Vision

9 Oct

Oleh: Agus Prasetya

Apa jadinya jika sebuah pertandingan sepakbola berlangsung tanpa gawang? Pasti akan menarik sekali, tetapi bukan menarik untuk dilihat melainkan menarik keributan dan kekacauan. Bisa jadi permainan akan terhenti dan kalaupun berlanjut tentu akan berlangsung tanpa arah yang jelas. Ketika ada seorang pemain yang memegang bola, ia akan bingung akan dibawa kemana bola yang ia pegang. Akhirnya permainan tentu akan menjadi kacau tanpa tujuan dan arah yang jelas. Begitu juga dengan kehidupan, ketika kita tidak memiliki gawang (target pencapaian/visi) maka kehidupan akan mencadi kacau bahkan bisa berhenti tanpa perkembangan apapun. Untuk itu, jika sampai saat ini kita masih belum memiliki gawang yang jelas maka sudah seharusnya kita mencari atau kalau tidak menemukan maka kita harus menciptakannya.

Jika hidup ibarat sebuah perjalanan maka kita harus segera menentukan tujuan perjalanan kita. Kita perlu menentukan ditempat-tempat manakah kita akan singgah. Selain itu kita juga harus menentukan rute untuk mencapai tempat persinggahan tersebut. Jangan sampai kita menjalani kehidupan seperti pengembara yang tidak menentu arah dan tujuannya. Tujuan harus ditentukan, rute harus segera dipahami dan perjalanan harus diarahkan menuju tujuan tersebut. Jangan sampai kehidupan ini mengalir begitu saja dan akhirnya kita akan dikendalikan oleh keadaan. Allah SWT telah memberikan segenap potensi untuk menjalani kehidupan. Akan kita arahkan kemana potensi yang diberikan oleh Allah SWT tergantung dari visi yang telah kita susun. Semakin jelas visi kita maka akan semakin mudah bagi kita untuk memfokuskan pencapaian visi tersebut.

Seringkali sebuah visi sulit untuk dicapai karena visi tersebut kurang jelas dan spesifik. Maka dari itu untuk mencapai visi dalam hidup kita harus ada penjabaran visi secara spesifik dan jelas. Termasuk jelas waktunya dan jelas pula cara mencapai visi tersebut. Visi yang dimaksud bukan hanya visi dunia, akan tetapi juga visi akhirat kita. Sebagai seorang muslim maka visi Akhirat kita pastilah sama yaitu ingin mendapatkan Surga yang telah dijanjikan oleh Allah SWT. Disamping itu kita tentu ingat dengan do’a kita untuk mendapat kebaikan baik di akhirat maupun di dunia. Oleh karena itu untuk mencapai kebaikan di dunia maka kita juga perlu memiliki visi dunia. Bisa jadi visi dunia ini akan berbeda-beda untuk masing-masing orang. Akan tetapi apapun visi kita di dunia yang penting jangan sampai visi dunia berseberangan apalagi sampai bertentangan dengan visi di akhirat. Sebab apapun yang terjadi, kita pasti akan mengalami kehidupan di akhirat. Tidak ada gunanya kita sukses mencapai visi dunia namun gagal dalam mencapai visi di akhirat.

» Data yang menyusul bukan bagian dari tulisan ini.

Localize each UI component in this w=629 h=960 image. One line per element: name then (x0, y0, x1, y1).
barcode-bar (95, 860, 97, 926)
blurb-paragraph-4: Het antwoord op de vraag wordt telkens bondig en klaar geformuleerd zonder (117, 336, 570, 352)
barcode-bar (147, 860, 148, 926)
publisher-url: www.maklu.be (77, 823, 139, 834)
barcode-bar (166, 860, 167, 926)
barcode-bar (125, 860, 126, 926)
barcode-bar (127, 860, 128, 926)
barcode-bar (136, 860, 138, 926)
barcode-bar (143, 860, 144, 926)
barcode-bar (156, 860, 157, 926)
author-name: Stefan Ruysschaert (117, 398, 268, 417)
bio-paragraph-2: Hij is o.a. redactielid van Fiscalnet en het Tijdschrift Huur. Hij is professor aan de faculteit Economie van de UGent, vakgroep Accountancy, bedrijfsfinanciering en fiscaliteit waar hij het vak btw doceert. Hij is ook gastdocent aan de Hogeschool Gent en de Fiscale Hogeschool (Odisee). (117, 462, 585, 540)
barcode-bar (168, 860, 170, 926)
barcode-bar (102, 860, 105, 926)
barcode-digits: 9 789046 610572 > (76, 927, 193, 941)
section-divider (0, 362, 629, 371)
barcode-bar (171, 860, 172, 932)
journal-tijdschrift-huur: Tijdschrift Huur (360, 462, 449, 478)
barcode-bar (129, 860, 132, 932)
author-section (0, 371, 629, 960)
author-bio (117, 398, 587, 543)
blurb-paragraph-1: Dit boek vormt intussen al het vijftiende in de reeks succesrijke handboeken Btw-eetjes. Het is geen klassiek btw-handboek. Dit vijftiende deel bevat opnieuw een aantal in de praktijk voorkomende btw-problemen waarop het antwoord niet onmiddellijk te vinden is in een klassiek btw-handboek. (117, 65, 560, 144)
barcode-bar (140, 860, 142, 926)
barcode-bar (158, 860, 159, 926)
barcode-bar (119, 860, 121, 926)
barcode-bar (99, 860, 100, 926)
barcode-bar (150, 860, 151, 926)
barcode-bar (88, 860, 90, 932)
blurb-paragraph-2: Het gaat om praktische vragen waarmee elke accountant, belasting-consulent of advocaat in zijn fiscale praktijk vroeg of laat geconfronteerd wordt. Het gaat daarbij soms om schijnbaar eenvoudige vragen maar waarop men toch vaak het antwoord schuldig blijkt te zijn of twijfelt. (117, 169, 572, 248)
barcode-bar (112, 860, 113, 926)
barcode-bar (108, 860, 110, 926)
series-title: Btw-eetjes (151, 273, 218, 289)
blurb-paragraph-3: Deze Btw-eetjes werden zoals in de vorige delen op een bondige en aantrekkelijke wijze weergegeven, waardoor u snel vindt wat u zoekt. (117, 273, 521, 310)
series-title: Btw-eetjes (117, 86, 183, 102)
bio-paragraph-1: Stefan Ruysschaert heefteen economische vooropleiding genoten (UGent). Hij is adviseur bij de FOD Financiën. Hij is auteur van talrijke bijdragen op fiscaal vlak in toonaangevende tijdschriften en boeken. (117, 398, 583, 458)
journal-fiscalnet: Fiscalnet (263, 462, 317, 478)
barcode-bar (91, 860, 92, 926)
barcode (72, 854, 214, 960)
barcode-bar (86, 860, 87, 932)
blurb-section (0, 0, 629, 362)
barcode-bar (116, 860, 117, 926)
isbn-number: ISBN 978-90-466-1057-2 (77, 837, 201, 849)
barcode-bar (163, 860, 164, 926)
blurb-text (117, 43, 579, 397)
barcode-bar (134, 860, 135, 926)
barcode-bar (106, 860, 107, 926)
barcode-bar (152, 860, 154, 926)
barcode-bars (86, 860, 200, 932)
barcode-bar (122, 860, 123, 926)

Visi dunia yang kita rancang harus mencakup visi keuangan, visi keluarga, visi pendidikan dan ilmu pengetahuan, visi karier, dll. Semua visi tersebut harus memiliki sebuah alasan kuat yang mampu menjawab sebuah pertanyaan “mengapa visi tersebut harus saya capai? dan apa akibatnya jika tidak saya capai?” dengan adanya sebuah alasan kuat untuk mencapai visi tersebut maka kita akan tetap memiliki semangat untuk mencapainya. Jika tidak ada alasan kuat untuk mencapainya maka biasanya akan sulit untuk mempertahankan motivasi guna mencapai visi kita. Alasan kuat ini harus benar-benar kita resapi dan kita tanamkan dalam diri kita agar motivasi kita tetap bisa bertahan dalam jangkak waktu yang lama.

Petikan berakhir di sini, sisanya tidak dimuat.